George wouldn’t give an overall savings dollar figure when prompted, but he affirmed that the streamlined critical pay program at the IRS seemed to have been a well-managed program until its expiration in September 2013.

While the authority would enable the IRS to pay more, Koskinen said that money isn’t always the issue with tech talent.

Many highly skilled individuals simply don’t want to go through the government’s months-long hiring process, and streamlined critical pay authority would enable the IRS to bypass that for top tech talent.

“We can find somebody, make them an offer, they accept it and we start immediately,” Koskinen said, noting that many key roles at the IRS — including CTO Millholland’s — are currently filled by people hired under the prior special authority.

A never-ending battle

Fraud will never disappear, and as personal data becomes ever-less private, the old methods of security just won’t fly.

Two-factor identification seems a likely wave of the future.

“Perhaps use of biometrics, perhaps Connect.gov,” speculated Millholland.

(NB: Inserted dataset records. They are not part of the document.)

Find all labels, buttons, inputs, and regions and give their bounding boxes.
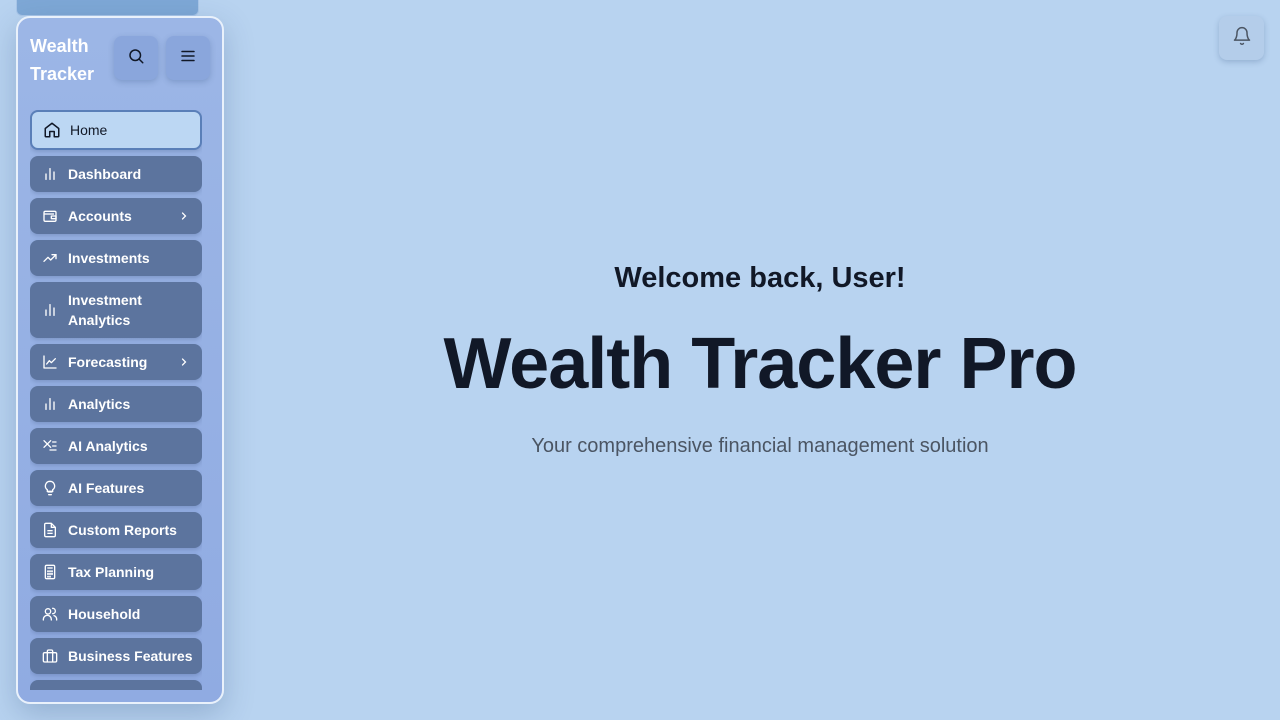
home-icon <box>42 120 62 140</box>
sidebar-item-ai-analytics[interactable]: AI Analytics <box>30 428 202 464</box>
chevron-right-icon <box>176 354 192 370</box>
search-icon <box>127 47 145 70</box>
sparkles-icon <box>40 436 60 456</box>
file-text-icon <box>40 520 60 540</box>
line-chart-icon <box>40 352 60 372</box>
sidebar-item-label: Household <box>68 606 141 622</box>
sidebar-item-investment-analytics[interactable]: Investment Analytics <box>30 282 202 338</box>
sidebar-item-label: Investment Analytics <box>68 292 142 328</box>
sidebar-item-label: Dashboard <box>68 166 142 182</box>
wallet-icon <box>40 206 60 226</box>
sidebar-item-label: Custom Reports <box>68 522 177 538</box>
sidebar-item-custom-reports[interactable]: Custom Reports <box>30 512 202 548</box>
bell-icon <box>1232 26 1252 51</box>
sidebar: Wealth Tracker Home Dashboard Accounts I… <box>16 16 224 704</box>
sidebar-item-label: Accounts <box>68 208 132 224</box>
sidebar-item-tax-planning[interactable]: Tax Planning <box>30 554 202 590</box>
sidebar-item-label: Business Features <box>68 648 193 664</box>
sidebar-item-label: Home <box>70 122 108 138</box>
sidebar-item-partial[interactable] <box>30 680 202 690</box>
sidebar-item-investments[interactable]: Investments <box>30 240 202 276</box>
welcome-message: Welcome back, User! <box>614 262 906 294</box>
bar-chart-icon <box>40 300 60 320</box>
sidebar-item-forecasting[interactable]: Forecasting <box>30 344 202 380</box>
sidebar-item-accounts[interactable]: Accounts <box>30 198 202 234</box>
sidebar-item-analytics[interactable]: Analytics <box>30 386 202 422</box>
bar-chart-icon <box>40 164 60 184</box>
sidebar-item-label: Forecasting <box>68 354 148 370</box>
sidebar-nav: Home Dashboard Accounts Investments Inve… <box>30 110 202 690</box>
sidebar-item-dashboard[interactable]: Dashboard <box>30 156 202 192</box>
sidebar-item-household[interactable]: Household <box>30 596 202 632</box>
chevron-right-icon <box>176 208 192 224</box>
notification-button[interactable] <box>1219 16 1264 60</box>
sidebar-item-ai-features[interactable]: AI Features <box>30 470 202 506</box>
sidebar-item-label: Investments <box>68 250 150 266</box>
sidebar-item-label: AI Analytics <box>68 438 148 454</box>
briefcase-icon <box>40 646 60 666</box>
menu-icon <box>179 47 197 70</box>
search-button[interactable] <box>114 36 158 80</box>
page-subtitle: Your comprehensive financial management … <box>531 435 989 457</box>
top-edge-tab <box>16 0 199 16</box>
lightbulb-icon <box>40 478 60 498</box>
sidebar-item-home[interactable]: Home <box>30 110 202 150</box>
sidebar-item-label: AI Features <box>68 480 145 496</box>
sidebar-item-label: Tax Planning <box>68 564 155 580</box>
menu-button[interactable] <box>166 36 210 80</box>
trending-up-icon <box>40 248 60 268</box>
users-icon <box>40 604 60 624</box>
page-title: Wealth Tracker Pro <box>443 324 1078 404</box>
sidebar-item-business-features[interactable]: Business Features <box>30 638 202 674</box>
bar-chart-icon <box>40 394 60 414</box>
brand-title: Wealth Tracker <box>30 36 95 84</box>
sidebar-item-label: Analytics <box>68 396 131 412</box>
calculator-icon <box>40 562 60 582</box>
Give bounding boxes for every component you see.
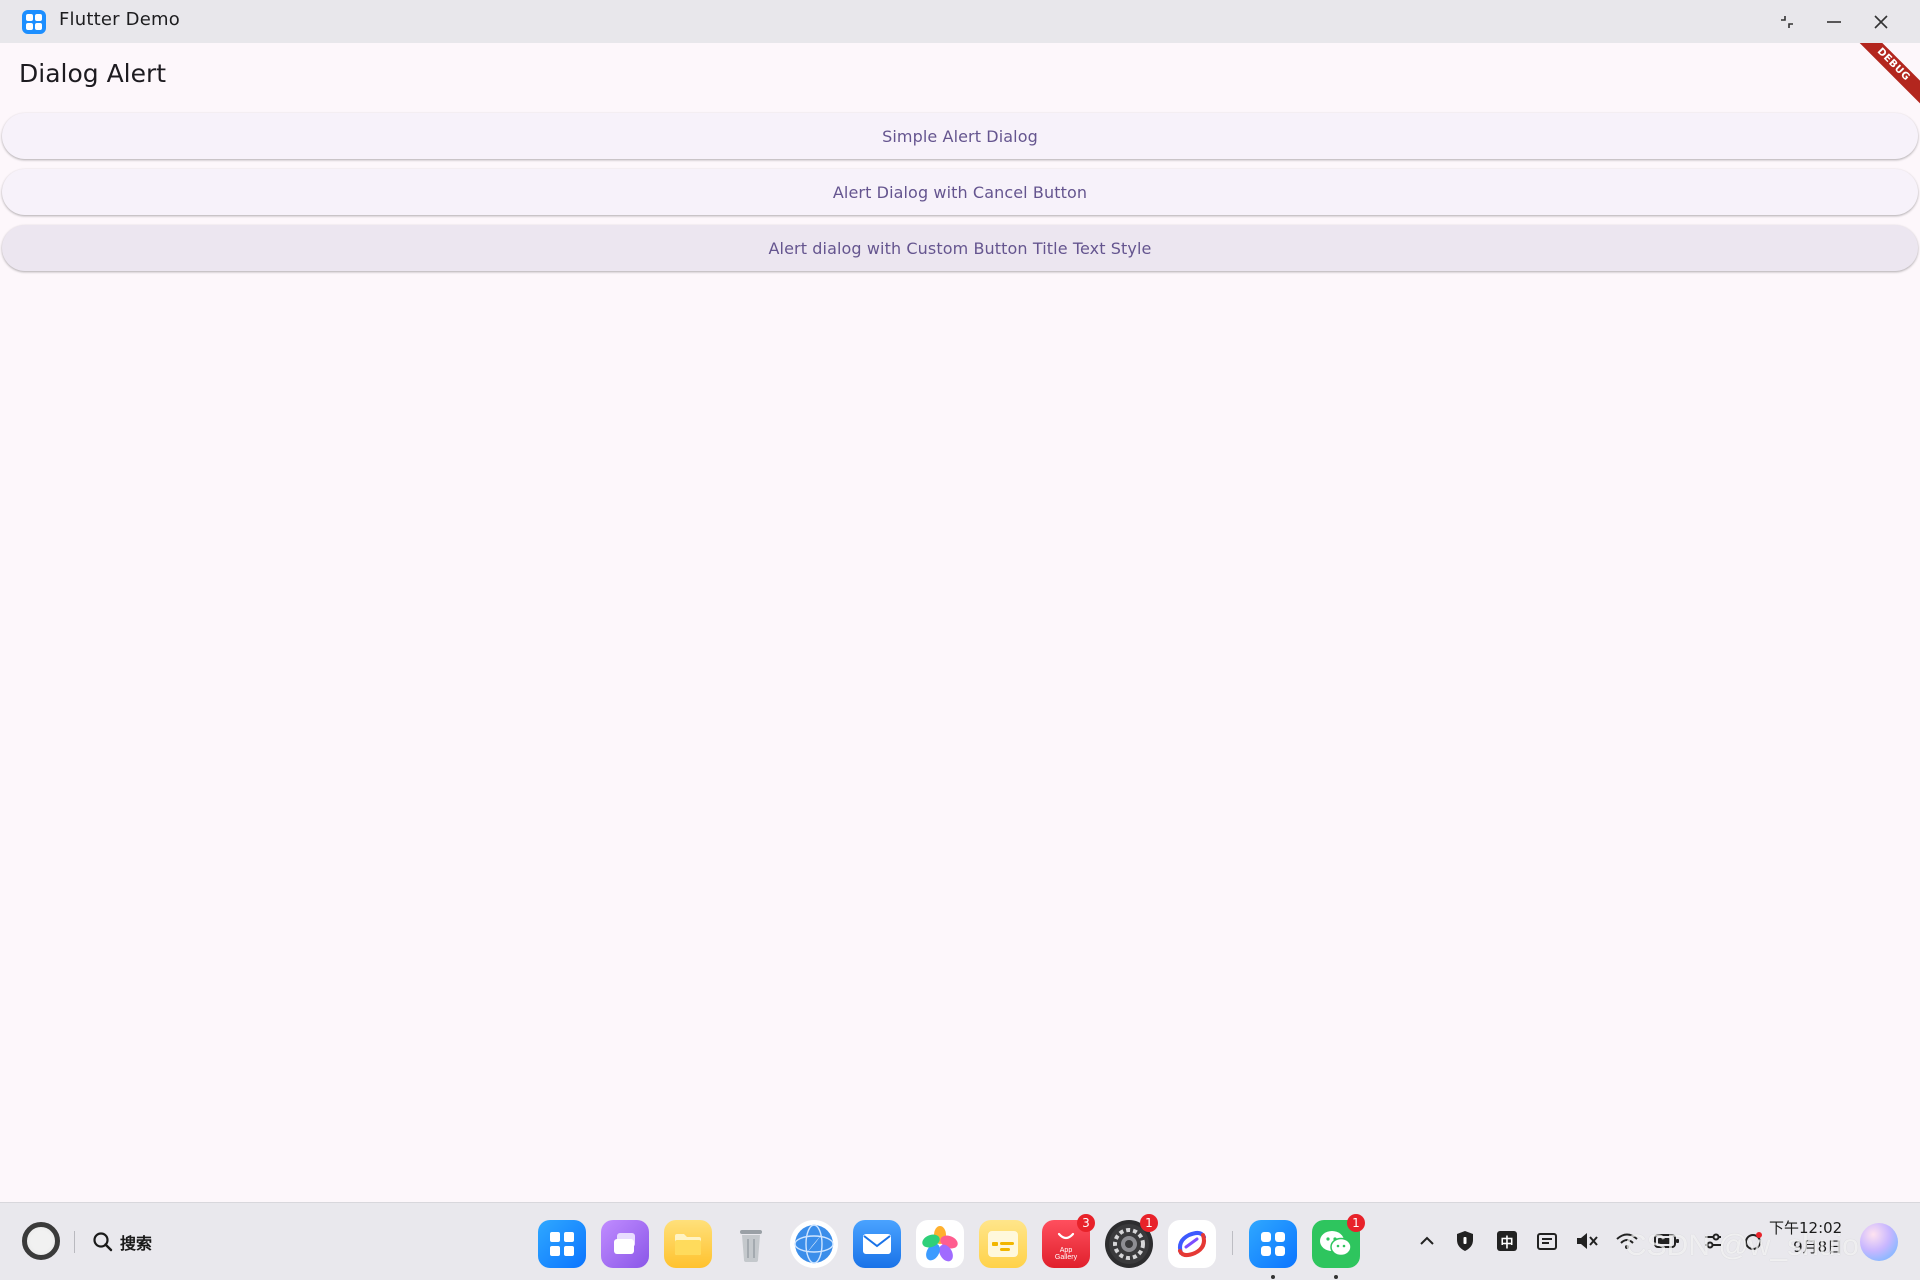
search-label: 搜索	[120, 1234, 153, 1253]
restore-button[interactable]	[1772, 8, 1802, 36]
notification-badge: 1	[1347, 1214, 1365, 1232]
devtool-button[interactable]	[1168, 1220, 1216, 1268]
notification-badge: 1	[1140, 1214, 1158, 1232]
close-button[interactable]	[1866, 8, 1896, 36]
flutter-demo-button[interactable]	[1249, 1220, 1297, 1279]
minimize-button[interactable]	[1819, 8, 1849, 36]
gallery-button[interactable]	[916, 1220, 964, 1268]
tray-input-method[interactable]: 中	[1493, 1227, 1521, 1255]
running-indicator	[1334, 1275, 1338, 1279]
taskbar-divider	[74, 1231, 75, 1253]
assistant-button[interactable]	[1860, 1223, 1898, 1261]
flutter-demo-icon	[1261, 1232, 1285, 1256]
launcher-icon	[550, 1232, 574, 1256]
dock-separator	[1232, 1231, 1233, 1255]
page-title: Dialog Alert	[19, 59, 167, 88]
tray-security[interactable]	[1451, 1227, 1479, 1255]
svg-text:App: App	[1060, 1247, 1073, 1254]
alert-dialog-custom-style-button[interactable]: Alert dialog with Custom Button Title Te…	[2, 225, 1918, 271]
files-button[interactable]	[664, 1220, 712, 1268]
browser-icon	[794, 1224, 834, 1264]
simple-alert-dialog-button[interactable]: Simple Alert Dialog	[2, 113, 1918, 159]
start-button[interactable]	[22, 1222, 60, 1260]
app-content: Dialog Alert DEBUG Simple Alert Dialog A…	[0, 43, 1920, 1202]
multitask-icon	[614, 1233, 635, 1254]
chevron-up-icon	[1420, 1236, 1434, 1245]
taskbar: 搜索 App Gallery 3 1 1 中 下午12:02 9月8日 CSDN…	[0, 1202, 1920, 1280]
tray-clipboard[interactable]	[1533, 1227, 1561, 1255]
minimize-icon	[1827, 21, 1841, 23]
watermark-text: CSDN @w_shuio	[1625, 1229, 1859, 1262]
shield-icon	[1457, 1231, 1473, 1251]
trash-icon	[740, 1230, 762, 1262]
tray-volume[interactable]	[1573, 1227, 1601, 1255]
mute-icon	[1577, 1233, 1598, 1249]
mail-icon	[863, 1234, 891, 1254]
running-indicator	[1271, 1275, 1275, 1279]
notes-button[interactable]	[979, 1220, 1027, 1268]
search-icon	[93, 1232, 113, 1252]
notification-badge: 3	[1077, 1214, 1095, 1232]
browser-button[interactable]	[790, 1220, 838, 1268]
window-title: Flutter Demo	[59, 9, 180, 30]
multitask-button[interactable]	[601, 1220, 649, 1268]
notes-icon	[988, 1231, 1018, 1257]
alert-dialog-cancel-button[interactable]: Alert Dialog with Cancel Button	[2, 169, 1918, 215]
clipboard-icon	[1537, 1233, 1557, 1250]
wechat-icon	[1320, 1231, 1352, 1257]
svg-text:Gallery: Gallery	[1055, 1254, 1078, 1261]
launcher-button[interactable]	[538, 1220, 586, 1268]
trash-button[interactable]	[727, 1220, 775, 1268]
mail-button[interactable]	[853, 1220, 901, 1268]
appgallery-button[interactable]: App Gallery 3	[1042, 1214, 1095, 1268]
tray-expand-button[interactable]	[1413, 1227, 1441, 1255]
input-method-label: 中	[1500, 1235, 1514, 1251]
restore-icon	[1781, 16, 1793, 28]
window-titlebar: Flutter Demo	[0, 0, 1920, 43]
debug-banner: DEBUG	[1841, 43, 1920, 117]
taskbar-search[interactable]: 搜索	[92, 1229, 152, 1255]
app-icon	[22, 10, 46, 34]
wechat-button[interactable]: 1	[1312, 1214, 1365, 1279]
files-icon	[675, 1234, 701, 1255]
close-icon	[1874, 15, 1888, 29]
devtool-icon	[1178, 1230, 1206, 1258]
gallery-icon	[922, 1226, 958, 1262]
settings-button[interactable]: 1	[1105, 1214, 1158, 1268]
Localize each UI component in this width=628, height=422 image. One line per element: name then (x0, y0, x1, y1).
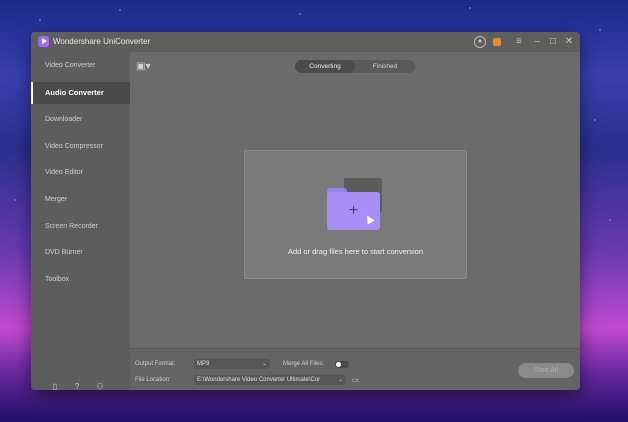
output-format-select[interactable]: MP3 ⌄ (194, 359, 270, 369)
sidebar-bottom-icons: ▯ ? ⚇ (45, 382, 125, 390)
chevron-down-icon: ⌄ (335, 375, 343, 385)
tab-finished[interactable]: Finished (355, 60, 415, 73)
tab-switch: Converting Finished (295, 60, 415, 73)
app-title: Wondershare UniConverter (53, 37, 151, 46)
app-window: Wondershare UniConverter ● ≡ – ☐ ✕ Video… (31, 32, 580, 390)
menu-icon[interactable]: ≡ (513, 36, 525, 48)
start-all-button[interactable]: Start All (518, 363, 574, 378)
sidebar-item-screen-recorder[interactable]: Screen Recorder (31, 216, 130, 238)
chevron-down-icon: ⌄ (261, 361, 267, 367)
tab-converting[interactable]: Converting (295, 60, 355, 73)
book-icon[interactable]: ▯ (50, 382, 60, 390)
merge-all-label: Merge All Files: (283, 361, 325, 367)
open-folder-icon[interactable]: ▭ (352, 376, 362, 384)
sidebar-item-video-editor[interactable]: Video Editor (31, 162, 130, 184)
maximize-icon[interactable]: ☐ (547, 36, 559, 48)
sidebar-item-merger[interactable]: Merger (31, 189, 130, 211)
drop-zone-text: Add or drag files here to start conversi… (287, 247, 424, 256)
output-format-value: MP3 (197, 361, 210, 367)
sidebar: Video Converter Audio Converter Download… (31, 52, 130, 390)
add-file-icon[interactable]: ▣▾ (136, 61, 154, 73)
footer-bar: Output Format: MP3 ⌄ Merge All Files: Fi… (130, 348, 580, 390)
gift-icon[interactable] (493, 38, 501, 46)
help-icon[interactable]: ? (72, 382, 82, 390)
plus-icon: + (348, 202, 359, 219)
drop-zone[interactable]: + Add or drag files here to start conver… (244, 150, 467, 279)
file-location-value: E:\Wondershare Video Converter Ultimate\… (197, 377, 321, 383)
merge-all-toggle[interactable] (335, 361, 349, 368)
account-icon[interactable]: ⚇ (95, 382, 105, 390)
file-location-label: File Location: (135, 377, 171, 383)
sidebar-item-downloader[interactable]: Downloader (31, 109, 130, 131)
output-format-label: Output Format: (135, 361, 176, 367)
close-icon[interactable]: ✕ (563, 36, 575, 48)
sidebar-item-dvd-burner[interactable]: DVD Burner (31, 242, 130, 264)
sidebar-item-video-converter[interactable]: Video Converter (31, 55, 130, 77)
minimize-icon[interactable]: – (531, 36, 543, 48)
avatar-icon[interactable]: ● (474, 36, 486, 48)
sidebar-item-audio-converter[interactable]: Audio Converter (31, 82, 130, 104)
app-logo-icon (38, 36, 49, 47)
sidebar-item-toolbox[interactable]: Toolbox (31, 269, 130, 291)
sidebar-item-video-compressor[interactable]: Video Compressor (31, 136, 130, 158)
title-bar: Wondershare UniConverter ● ≡ – ☐ ✕ (31, 32, 580, 52)
main-panel: ▣▾ Converting Finished + Add or drag fil… (130, 52, 580, 390)
file-location-select[interactable]: E:\Wondershare Video Converter Ultimate\… (194, 375, 346, 385)
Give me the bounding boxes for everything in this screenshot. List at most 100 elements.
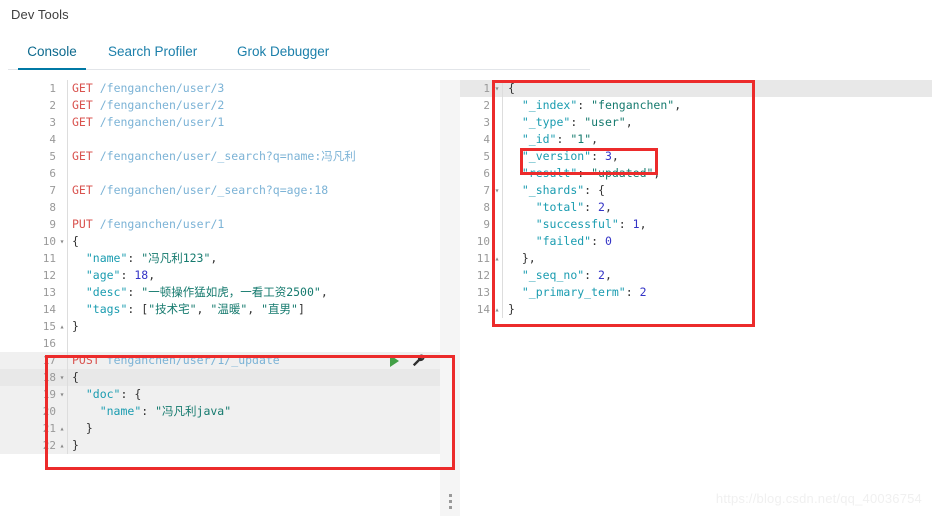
fold-toggle-icon[interactable]: ▾	[58, 386, 66, 403]
code-line[interactable]: 5 GET /fenganchen/user/_search?q=name:冯凡利	[0, 148, 440, 165]
code-text: }	[72, 438, 79, 452]
code-line[interactable]: 3 "_type": "user",	[460, 114, 932, 131]
splitter-drag-handle[interactable]	[441, 490, 459, 512]
code-line[interactable]: 6	[0, 165, 440, 182]
line-number: 3	[49, 116, 56, 129]
gutter-divider	[67, 216, 68, 233]
gutter-divider	[502, 148, 503, 165]
gutter-divider	[67, 335, 68, 352]
fold-toggle-icon[interactable]: ▾	[58, 233, 66, 250]
code-line[interactable]: 12 "age": 18,	[0, 267, 440, 284]
code-line[interactable]: 13 "_primary_term": 2	[460, 284, 932, 301]
line-number: 21	[42, 422, 56, 435]
play-icon[interactable]	[390, 354, 399, 367]
gutter-divider	[67, 148, 68, 165]
code-line[interactable]: 9 PUT /fenganchen/user/1	[0, 216, 440, 233]
code-line[interactable]: 2 GET /fenganchen/user/2	[0, 97, 440, 114]
code-line[interactable]: 4	[0, 131, 440, 148]
fold-toggle-icon[interactable]: ▾	[493, 182, 501, 199]
code-line[interactable]: 22 ▴}	[0, 437, 440, 454]
code-text: "name": "冯凡利java"	[99, 404, 232, 418]
code-line[interactable]: 18 ▾ {	[0, 369, 440, 386]
gutter-divider	[67, 114, 68, 131]
fold-toggle-icon[interactable]: ▴	[493, 250, 501, 267]
code-line[interactable]: 7 ▾ "_shards": {	[460, 182, 932, 199]
code-line[interactable]: 4 "_id": "1",	[460, 131, 932, 148]
code-line[interactable]: 9 "successful": 1,	[460, 216, 932, 233]
code-text: }	[72, 319, 79, 333]
gutter-divider	[502, 250, 503, 267]
code-line[interactable]: 19 ▾ "doc": {	[0, 386, 440, 403]
code-line[interactable]: 16	[0, 335, 440, 352]
line-number: 6	[49, 167, 56, 180]
code-text: "_shards": {	[521, 183, 605, 197]
line-number: 12	[476, 269, 490, 282]
code-line[interactable]: 20 "name": "冯凡利java"	[0, 403, 440, 420]
gutter-divider	[67, 352, 68, 369]
line-number: 20	[42, 405, 56, 418]
pane-splitter[interactable]	[440, 80, 460, 516]
fold-toggle-icon[interactable]: ▴	[58, 318, 66, 335]
line-number: 8	[483, 201, 490, 214]
code-line[interactable]: 7 GET /fenganchen/user/_search?q=age:18	[0, 182, 440, 199]
fold-toggle-icon[interactable]: ▴	[58, 437, 66, 454]
code-line[interactable]: 3 GET /fenganchen/user/1	[0, 114, 440, 131]
tab-grok-debugger[interactable]: Grok Debugger	[237, 36, 329, 70]
code-text: GET /fenganchen/user/_search?q=name:冯凡利	[72, 149, 356, 163]
fold-toggle-icon[interactable]: ▴	[493, 301, 501, 318]
tab-search-profiler[interactable]: Search Profiler	[108, 36, 197, 70]
code-text: "failed": 0	[535, 234, 612, 248]
code-line[interactable]: 14 ▴}	[460, 301, 932, 318]
line-number: 14	[42, 303, 56, 316]
code-line[interactable]: 11 "name": "冯凡利123",	[0, 250, 440, 267]
request-editor-pane[interactable]: 1 GET /fenganchen/user/3 2 GET /fenganchen/…	[0, 80, 440, 516]
gutter-divider	[67, 403, 68, 420]
code-line[interactable]: 15 ▴}	[0, 318, 440, 335]
request-code-area[interactable]: 1 GET /fenganchen/user/3 2 GET /fenganchen/…	[0, 80, 440, 516]
code-line[interactable]: 17 POST fenganchen/user/1/_update	[0, 352, 440, 369]
code-text: "desc": "一顿操作猛如虎，一看工资2500",	[85, 285, 328, 299]
code-line[interactable]: 8	[0, 199, 440, 216]
code-line[interactable]: 8 "total": 2,	[460, 199, 932, 216]
code-line[interactable]: 10 "failed": 0	[460, 233, 932, 250]
gutter-divider	[67, 420, 68, 437]
code-text: "name": "冯凡利123",	[85, 251, 218, 265]
response-viewer-pane[interactable]: 1 ▾{2 "_index": "fenganchen", 3 "_type": "…	[460, 80, 932, 516]
page-title: Dev Tools	[11, 7, 69, 22]
code-line[interactable]: 21 ▴ }	[0, 420, 440, 437]
response-code-area: 1 ▾{2 "_index": "fenganchen", 3 "_type": "…	[460, 80, 932, 516]
fold-toggle-icon[interactable]: ▴	[58, 420, 66, 437]
code-line[interactable]: 1 ▾ {	[460, 80, 932, 97]
code-line[interactable]: 11 ▴ },	[460, 250, 932, 267]
line-number: 7	[483, 184, 490, 197]
gutter-divider	[502, 267, 503, 284]
code-line[interactable]: 10 ▾ {	[0, 233, 440, 250]
code-line[interactable]: 6 "result": "updated",	[460, 165, 932, 182]
line-number: 2	[49, 99, 56, 112]
code-text: "total": 2,	[535, 200, 612, 214]
gutter-divider	[502, 284, 503, 301]
gutter-divider	[67, 182, 68, 199]
fold-toggle-icon[interactable]: ▾	[493, 80, 501, 97]
line-number: 13	[42, 286, 56, 299]
code-line[interactable]: 13 "desc": "一顿操作猛如虎，一看工资2500",	[0, 284, 440, 301]
code-line[interactable]: 5 "_version": 3,	[460, 148, 932, 165]
gutter-divider	[67, 250, 68, 267]
code-line[interactable]: 2 "_index": "fenganchen",	[460, 97, 932, 114]
fold-toggle-icon[interactable]: ▾	[58, 369, 66, 386]
code-line[interactable]: 12 "_seq_no": 2,	[460, 267, 932, 284]
code-text: PUT /fenganchen/user/1	[72, 217, 225, 231]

And as the struggle to stay ahead of hackers continues, the familiar debate over IRS funding will continue as well.

Koskinen stressed that he did not want to make the hearings “a budget issue,” though he noted the IRS’s budget has been trimmed in recent years.

On the other hand, as he heard the IRS had not implemented a number of inspector general suggestions, Sen. Tim Scott (R-S.C.) was struck by the same thought that has occurred to government watchdogs.

“These do not sound like resource issues, these sound like management issues,” he said.

“I agree sir,” said George. “I agree.”